Une espionne présumée recherchée par le FBI dans le consulat chinois

 

Les frictions entre les États-Unis et la Chine sur sol américain ne cessent de s’accroître. Washington a ordonné mercredi à Pékin de fermer son consulat à Houston, accusé d’être le «cœur» du «réseau d’espions» chinois aux États-Unis.

L’escalade sino-américaine s’est maintenant déplacée en Californie. Le FBI accuse Pékin de protéger dans sa représentation de San Francisco une chercheuse suspectée d’avoir obtenu un visa américain de manière frauduleuse.
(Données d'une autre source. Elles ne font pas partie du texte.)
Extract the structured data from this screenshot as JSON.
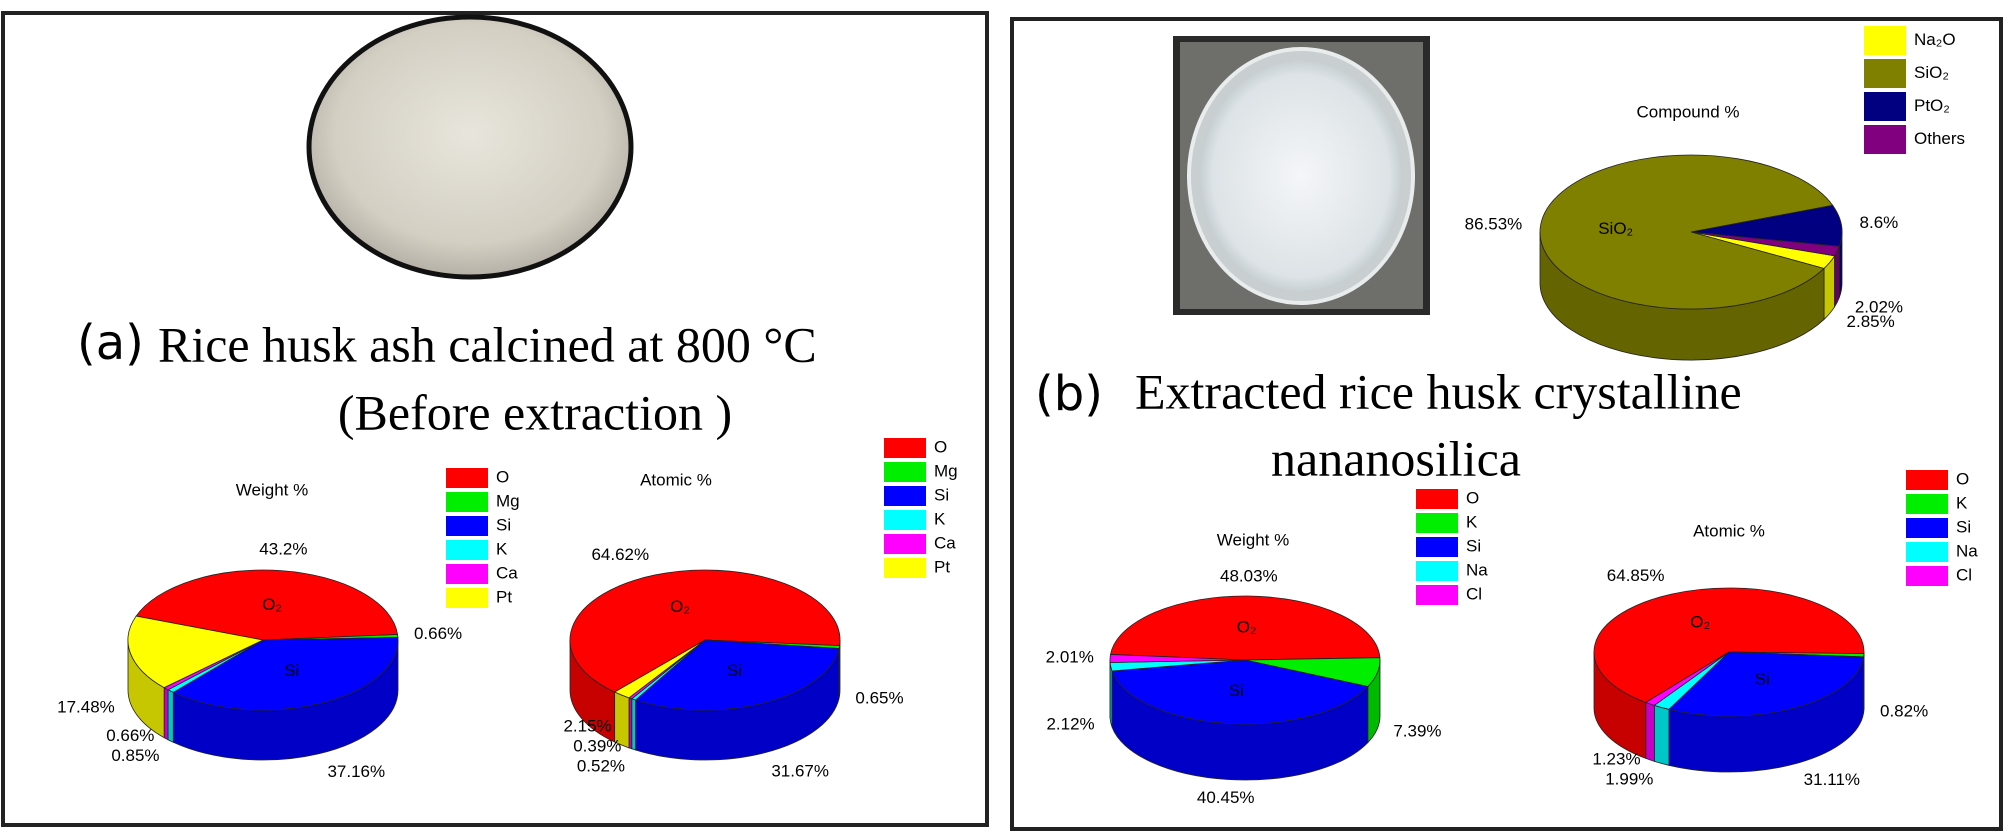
{
  "panels": [
    {
      "label": "(a)",
      "caption": [
        "Rice husk ash calcined at 800 °C",
        "(Before extraction )"
      ]
    },
    {
      "label": "(b)",
      "caption": [
        "Extracted rice husk crystalline",
        "nananosilica"
      ]
    }
  ],
  "chart_data": [
    {
      "type": "pie",
      "title": "Weight %",
      "categories": [
        "O",
        "Mg",
        "Si",
        "K",
        "Ca",
        "Pt"
      ],
      "values": [
        43.2,
        0.66,
        37.16,
        0.85,
        0.66,
        17.48
      ],
      "value_labels": [
        "43.2%",
        "0.66%",
        "37.16%",
        "0.85%",
        "0.66%",
        "17.48%"
      ],
      "inner_labels": [
        "O₂",
        null,
        "Si",
        null,
        null,
        null
      ],
      "colors": [
        "#ff0000",
        "#00ee00",
        "#0000ff",
        "#00ffff",
        "#ff00ff",
        "#ffff00"
      ]
    },
    {
      "type": "pie",
      "title": "Atomic %",
      "categories": [
        "O",
        "Mg",
        "Si",
        "K",
        "Ca",
        "Pt"
      ],
      "values": [
        64.62,
        0.65,
        31.67,
        0.52,
        0.39,
        2.15
      ],
      "value_labels": [
        "64.62%",
        "0.65%",
        "31.67%",
        "0.52%",
        "0.39%",
        "2.15%"
      ],
      "inner_labels": [
        "O₂",
        null,
        "Si",
        null,
        null,
        null
      ],
      "colors": [
        "#ff0000",
        "#00ee00",
        "#0000ff",
        "#00ffff",
        "#ff00ff",
        "#ffff00"
      ]
    },
    {
      "type": "pie",
      "title": "Compound %",
      "categories": [
        "Na₂O",
        "SiO₂",
        "PtO₂",
        "Others"
      ],
      "values": [
        2.85,
        86.53,
        8.6,
        2.02
      ],
      "value_labels": [
        "2.85%",
        "86.53%",
        "8.6%",
        "2.02%"
      ],
      "inner_labels": [
        null,
        "SiO₂",
        null,
        null
      ],
      "colors": [
        "#ffff00",
        "#808000",
        "#000080",
        "#800080"
      ]
    },
    {
      "type": "pie",
      "title": "Weight %",
      "categories": [
        "O",
        "K",
        "Si",
        "Na",
        "Cl"
      ],
      "values": [
        48.03,
        7.39,
        40.45,
        2.12,
        2.01
      ],
      "value_labels": [
        "48.03%",
        "7.39%",
        "40.45%",
        "2.12%",
        "2.01%"
      ],
      "inner_labels": [
        "O₂",
        null,
        "Si",
        null,
        null
      ],
      "colors": [
        "#ff0000",
        "#00ee00",
        "#0000ff",
        "#00ffff",
        "#ff00ff"
      ]
    },
    {
      "type": "pie",
      "title": "Atomic %",
      "categories": [
        "O",
        "K",
        "Si",
        "Na",
        "Cl"
      ],
      "values": [
        64.85,
        0.82,
        31.11,
        1.99,
        1.23
      ],
      "value_labels": [
        "64.85%",
        "0.82%",
        "31.11%",
        "1.99%",
        "1.23%"
      ],
      "inner_labels": [
        "O₂",
        null,
        "Si",
        null,
        null
      ],
      "colors": [
        "#ff0000",
        "#00ee00",
        "#0000ff",
        "#00ffff",
        "#ff00ff"
      ]
    }
  ]
}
Tang Juan a reçu un visa en automne dernier pour mener des recherches à l’Université de Californie à Davis. Dans sa requête pour obtenir son sésame, elle avait omis d’indiquer ses connexions présumées avec l’armée chinoise. Problème, les fins limiers du bureau d’investigations américain ont découvert sur internet des photos qui montraient la chercheuse portant un uniforme de l’équipe civile de l’Armée populaire de libération.

La scientifique avait argué que la tenue était obligatoire pour pouvoir travailler en tant que chercheuse à l’université de médecine des forces aériennes chinoises. Mais elle a été accusée de fraude pour l’obtention du visa et suspectée d’être entrée aux États-Unis pour dérober des informations sur ordre de l’armée chinoise.

Des policiers sont allés rendre visite à la Chinoise le 20 juin dernier pour l’interroger. Ils ont aussi perquisitionné son logement. Après cette rencontre avec le FBI, Tang Juan s’est rendue au consulat de son pays à San Francisco où elle réside toujours d’après les agents. Les accusations pour fraude à son encontre ont été portées le 26 juin.

Washington est en train de «surveiller, molester et réprimander des étudiants et chercheurs chinois aux États-Unis en leur imputant une faute présumée qui est une persécution politique claire et viole gravement les intérêts des citoyens chinois», a dit le porte-parole de la diplomatie chinoise, Wang Wenbin, en répondant à la question d’un journaliste sur l’affaire Tang Juan.